The Jena Six Was Not About the Jena Six
Kyla Ebbert is back in the news. Ms. Ebbert, the former Hooters waitress, made national and probably global when she was flying on Southwest airlines and a flight attendant asked her to cover herself up during the flight. Ms. Ebbert was so humiliated that she went on television to show everybody her skimpy outfit. Her skirt was so short that one of the networks pixilated her crotch when she sat down to keep the camera from picking up a panty shot when she sat without crossing her legs. Now it appears that the woman whose skirt was too short to be riding the plane without being covered up with a blanket has done a deal to appear on Playboy Magazine’s website. The leggy exhibitionist will be in the nude as well as wearing lingerie. This news was made public Thursday, November 15th. Since then the internet has been abuzz with people searching for information regarding Ms. Ebbert.
Whether or not Ms. Ebbert is Playboy Magazine material is not even close to being an issue here. Besides, I’ve seen magazines that exist to indulge men’s sexual appetite and some of the models that have been featured would not have been my first, second, third, or four thousandth choice. I’ve seen much worse. But has anyone given any thought as to why Ms. Ebbert is the source of the public’s new found infatuation?
Leggy women are a dime a dozen. It takes absolutely no talent. All it takes is one of these established magazines to give someone an opportunity to flaunt their body across its pages. A lot of people, like Ms. Ebbert, would jump on the chance. But why is she given the shot?
For any given opportunity there will be a multitude of opportunist lining up for the chance. With few exceptions the employer nearly always has the advantage and their pick of talent for hire. One of the few times the candidate has the advantage is when a particular candidate has gained name recognition on their own and the employer is looking to capitalize on their notoriety. Once someone has name recognition other people want to harness that resource for their own benefit. Kyla Ebbert has such name recognition thanks to a fluke that started with an opportune meeting between a closet exhibitionist and a prude of a flight attendant. Had the flight attendant kept her disapproval of Ms. Ebbert to herself or had the former Hooters waitress got on the plane with a more modest outfit things would have been much different.
A similar situation happened with Robert Bailey Jr., Theo Shaw, Carwin Jones, Bryant Purvis, Mychal Bell, and an unidentified minor. Through a series of unfortunate events that commenced with a noose hanging from a “white” tree and culminated with a march by mostly black supporters through the streets of Jena, Louisiana, these six young men became known as the Jena Six. These young men became one of the latest symbols of discrimination that the black community suffers at the hands of the dominant white corporate community. In this particular case, these black people were discriminated against by the local district attorney’s office itself. When violence broke out between the black kids and the white kids, the black kids were the only ones charged and they were being charged with murder.

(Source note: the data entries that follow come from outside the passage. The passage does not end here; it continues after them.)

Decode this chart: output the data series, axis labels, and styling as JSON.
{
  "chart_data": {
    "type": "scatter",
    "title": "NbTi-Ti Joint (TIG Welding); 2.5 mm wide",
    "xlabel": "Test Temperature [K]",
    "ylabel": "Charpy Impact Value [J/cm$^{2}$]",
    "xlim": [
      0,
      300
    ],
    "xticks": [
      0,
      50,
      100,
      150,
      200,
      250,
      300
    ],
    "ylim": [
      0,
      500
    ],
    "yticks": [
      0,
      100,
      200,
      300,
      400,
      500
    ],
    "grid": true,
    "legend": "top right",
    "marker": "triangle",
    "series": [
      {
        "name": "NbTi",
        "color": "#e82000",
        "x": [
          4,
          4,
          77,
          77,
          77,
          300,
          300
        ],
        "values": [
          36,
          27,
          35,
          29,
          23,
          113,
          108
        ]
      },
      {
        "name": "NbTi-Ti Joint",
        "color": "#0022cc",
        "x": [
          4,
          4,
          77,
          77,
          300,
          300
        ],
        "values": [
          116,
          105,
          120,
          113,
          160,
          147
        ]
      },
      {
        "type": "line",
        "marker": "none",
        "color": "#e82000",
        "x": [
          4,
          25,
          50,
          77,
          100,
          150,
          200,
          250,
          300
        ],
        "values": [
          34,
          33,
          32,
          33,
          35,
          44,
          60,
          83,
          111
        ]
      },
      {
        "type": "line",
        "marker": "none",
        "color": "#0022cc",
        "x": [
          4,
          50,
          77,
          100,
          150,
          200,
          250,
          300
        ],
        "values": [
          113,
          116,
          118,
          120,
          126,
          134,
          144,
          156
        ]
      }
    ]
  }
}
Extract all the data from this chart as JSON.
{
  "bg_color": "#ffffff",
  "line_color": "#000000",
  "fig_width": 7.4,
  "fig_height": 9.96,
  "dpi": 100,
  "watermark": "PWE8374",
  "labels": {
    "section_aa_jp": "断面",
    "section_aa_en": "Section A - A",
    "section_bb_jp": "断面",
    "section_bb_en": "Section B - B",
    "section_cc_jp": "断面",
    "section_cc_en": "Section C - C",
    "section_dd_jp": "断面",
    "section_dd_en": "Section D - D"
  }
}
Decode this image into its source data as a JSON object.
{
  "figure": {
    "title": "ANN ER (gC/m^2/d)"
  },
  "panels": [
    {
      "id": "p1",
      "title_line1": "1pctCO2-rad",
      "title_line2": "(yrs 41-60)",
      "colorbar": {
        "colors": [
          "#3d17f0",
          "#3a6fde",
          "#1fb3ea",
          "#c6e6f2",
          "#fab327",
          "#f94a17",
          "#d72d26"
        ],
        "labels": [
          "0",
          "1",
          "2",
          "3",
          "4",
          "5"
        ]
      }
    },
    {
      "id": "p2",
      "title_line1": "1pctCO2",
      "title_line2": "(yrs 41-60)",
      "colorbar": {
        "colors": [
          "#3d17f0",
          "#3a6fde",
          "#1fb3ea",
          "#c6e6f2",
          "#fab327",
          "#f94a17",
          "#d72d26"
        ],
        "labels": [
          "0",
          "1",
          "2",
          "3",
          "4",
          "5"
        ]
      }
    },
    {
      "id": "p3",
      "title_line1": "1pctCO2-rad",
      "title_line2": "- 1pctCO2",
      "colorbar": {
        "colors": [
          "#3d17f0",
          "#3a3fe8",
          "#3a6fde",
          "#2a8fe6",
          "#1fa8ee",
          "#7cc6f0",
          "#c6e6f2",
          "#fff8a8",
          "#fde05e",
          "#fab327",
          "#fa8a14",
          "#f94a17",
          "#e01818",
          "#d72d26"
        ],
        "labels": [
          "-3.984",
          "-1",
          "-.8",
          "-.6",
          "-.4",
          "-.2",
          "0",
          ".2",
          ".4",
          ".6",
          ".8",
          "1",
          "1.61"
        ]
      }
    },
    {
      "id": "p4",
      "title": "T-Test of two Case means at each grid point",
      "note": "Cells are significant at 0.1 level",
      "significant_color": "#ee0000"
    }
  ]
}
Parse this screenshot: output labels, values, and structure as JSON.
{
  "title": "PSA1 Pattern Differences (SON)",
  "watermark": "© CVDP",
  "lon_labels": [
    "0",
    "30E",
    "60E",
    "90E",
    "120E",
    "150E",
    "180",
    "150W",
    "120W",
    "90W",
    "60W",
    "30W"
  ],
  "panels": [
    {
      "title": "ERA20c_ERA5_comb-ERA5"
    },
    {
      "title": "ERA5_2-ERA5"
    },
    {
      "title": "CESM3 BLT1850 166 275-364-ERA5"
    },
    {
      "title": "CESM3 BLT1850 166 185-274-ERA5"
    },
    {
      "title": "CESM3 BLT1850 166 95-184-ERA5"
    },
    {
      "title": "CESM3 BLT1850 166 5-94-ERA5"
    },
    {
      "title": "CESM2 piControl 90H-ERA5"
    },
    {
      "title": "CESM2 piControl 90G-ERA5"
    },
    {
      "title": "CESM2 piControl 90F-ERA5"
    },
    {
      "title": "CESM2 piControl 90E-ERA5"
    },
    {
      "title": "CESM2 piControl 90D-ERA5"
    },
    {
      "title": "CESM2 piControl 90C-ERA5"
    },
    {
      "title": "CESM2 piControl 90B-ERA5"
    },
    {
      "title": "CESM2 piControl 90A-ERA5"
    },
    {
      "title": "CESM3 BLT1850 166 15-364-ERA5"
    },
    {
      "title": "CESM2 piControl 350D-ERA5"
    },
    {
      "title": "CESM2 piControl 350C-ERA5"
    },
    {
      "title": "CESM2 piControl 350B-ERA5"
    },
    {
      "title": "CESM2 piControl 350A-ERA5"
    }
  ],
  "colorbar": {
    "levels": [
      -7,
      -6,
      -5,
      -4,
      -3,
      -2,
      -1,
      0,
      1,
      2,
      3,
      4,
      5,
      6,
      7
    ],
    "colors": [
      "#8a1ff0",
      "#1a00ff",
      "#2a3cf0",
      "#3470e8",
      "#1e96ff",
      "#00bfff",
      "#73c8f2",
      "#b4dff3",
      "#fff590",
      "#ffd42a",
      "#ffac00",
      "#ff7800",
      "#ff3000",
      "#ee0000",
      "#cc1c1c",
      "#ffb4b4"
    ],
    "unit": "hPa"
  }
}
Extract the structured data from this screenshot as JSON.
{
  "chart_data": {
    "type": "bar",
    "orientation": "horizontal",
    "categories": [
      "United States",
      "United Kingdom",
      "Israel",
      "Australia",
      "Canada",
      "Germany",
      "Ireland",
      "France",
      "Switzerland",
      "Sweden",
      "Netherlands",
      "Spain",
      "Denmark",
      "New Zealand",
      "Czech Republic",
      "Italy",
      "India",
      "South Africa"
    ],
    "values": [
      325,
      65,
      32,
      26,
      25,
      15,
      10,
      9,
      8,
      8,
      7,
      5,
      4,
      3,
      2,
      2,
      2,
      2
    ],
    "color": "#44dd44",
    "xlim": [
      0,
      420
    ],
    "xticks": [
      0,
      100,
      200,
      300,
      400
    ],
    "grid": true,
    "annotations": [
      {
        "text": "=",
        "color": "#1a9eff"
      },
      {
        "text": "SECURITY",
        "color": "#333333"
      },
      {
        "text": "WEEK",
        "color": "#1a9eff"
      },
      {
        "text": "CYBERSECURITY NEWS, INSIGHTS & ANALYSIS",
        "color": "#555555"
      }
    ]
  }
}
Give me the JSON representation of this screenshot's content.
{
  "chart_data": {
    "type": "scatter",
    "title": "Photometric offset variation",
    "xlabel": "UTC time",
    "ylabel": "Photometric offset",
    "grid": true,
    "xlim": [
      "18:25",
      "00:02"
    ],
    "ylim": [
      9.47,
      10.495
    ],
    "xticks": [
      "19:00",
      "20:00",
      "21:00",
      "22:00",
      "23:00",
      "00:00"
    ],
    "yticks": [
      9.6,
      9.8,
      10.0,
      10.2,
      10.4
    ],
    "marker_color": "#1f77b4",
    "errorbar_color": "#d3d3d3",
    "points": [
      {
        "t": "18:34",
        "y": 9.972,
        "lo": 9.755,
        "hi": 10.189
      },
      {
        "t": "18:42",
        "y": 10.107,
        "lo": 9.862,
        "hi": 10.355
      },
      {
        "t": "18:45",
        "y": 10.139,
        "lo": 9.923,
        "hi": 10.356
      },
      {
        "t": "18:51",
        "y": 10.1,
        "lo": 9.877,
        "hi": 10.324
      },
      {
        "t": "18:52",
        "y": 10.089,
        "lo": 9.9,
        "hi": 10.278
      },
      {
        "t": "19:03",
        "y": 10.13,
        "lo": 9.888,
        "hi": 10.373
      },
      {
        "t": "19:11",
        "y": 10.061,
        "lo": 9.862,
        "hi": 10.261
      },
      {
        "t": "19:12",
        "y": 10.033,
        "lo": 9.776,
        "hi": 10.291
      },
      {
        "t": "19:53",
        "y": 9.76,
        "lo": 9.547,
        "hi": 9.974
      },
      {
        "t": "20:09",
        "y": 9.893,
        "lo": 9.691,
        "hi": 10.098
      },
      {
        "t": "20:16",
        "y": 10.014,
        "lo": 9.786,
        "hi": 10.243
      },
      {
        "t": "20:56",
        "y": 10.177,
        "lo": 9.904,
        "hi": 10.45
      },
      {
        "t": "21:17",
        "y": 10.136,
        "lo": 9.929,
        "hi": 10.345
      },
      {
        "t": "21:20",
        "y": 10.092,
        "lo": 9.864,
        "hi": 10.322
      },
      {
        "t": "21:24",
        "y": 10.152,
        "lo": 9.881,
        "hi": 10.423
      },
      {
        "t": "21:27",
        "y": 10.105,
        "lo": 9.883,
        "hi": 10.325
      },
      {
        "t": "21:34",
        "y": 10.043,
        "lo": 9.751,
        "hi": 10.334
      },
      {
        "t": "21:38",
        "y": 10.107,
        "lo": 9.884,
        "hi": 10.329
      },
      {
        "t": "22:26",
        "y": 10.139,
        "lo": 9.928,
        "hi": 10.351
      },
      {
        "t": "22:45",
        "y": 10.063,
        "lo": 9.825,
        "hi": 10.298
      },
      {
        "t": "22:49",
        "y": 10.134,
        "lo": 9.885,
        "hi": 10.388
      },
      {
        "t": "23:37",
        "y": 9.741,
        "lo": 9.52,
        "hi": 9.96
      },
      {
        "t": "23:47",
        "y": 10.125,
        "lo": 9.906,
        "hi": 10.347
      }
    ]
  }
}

Tens of thousands of people made their presence felt in Jena, Louisiana that September 20th day and many more people who were unable to participate and make the trip were doing their best to support the marchers and the Jena Six vicariously. The fate of these young men became synonymous with the fate of that segment of the black community that is more susceptible to the effects of subjugation. Thankfully, someone came to their senses and was able to use their influence to get the local district attorney to back off of his persecution of black people. But now that the Jena Six has become a household name someone is looking to capitalize off of their notoriety.
It was rather appalling to see the photo of two of the young men from Jena posing like typical hip hop wannabes at the Black Entertainment Television (BET) Awards and doing their best to capitalize on their newfound notoriety. Rap star posers are a dime a dozen. Point a camera at most kids in the urban area and they will automatically snap into some typical rapper stance. The photograph only reinforces people’s stereotypes of black people. People already think that gangsta rap culture is black culture. This photo does absolutely nothing to dispel that association and everything to reinforce it. And where exactly was BET when these black men were fighting for the rest of their lives? Home come this alleged black media network failed to put its considerable resources at the disposal of the black community? But now that these men from Jena have some name recognition BET now wants to harness that resource for their own benefit.
All the protest and the marches and the blog writing that the black community did on behalf of the Jena Six were not about the Jena Six. It was about the black community. It was about protesting against a system wrought with contempt for people in the black community. Although they were at the forefront of the matter, these six young men were not the only ones facing injustice. If black people simply stood by while these members of the black community were railroaded into the dominant culture’s system of injustice under trumped up charges of attempted manslaughter, we would have been that much further behind in our never ending struggle for some semblance of racial equality here in America. Yes what these men did was wrong. But to destroy these men’s life over a school fight was criminal in itself. And yet, the white men who actually initiated the entire altercation go free without a care in the world.
So the Jena Six are free to do their hackneyed portrayals of the black community that so many people in corporate America would like to see black people do on a regular basis. The new found name recognition and relatively instantaneous celebrity status for a twist of fate gives them the opportunity to take profit and personal advantage. These men who are now examples to the black community can hip hop and rap and dance and laugh and party their way into the hearts of people across America. But there may be tens of thousands of black people who probably wish they wouldn’t.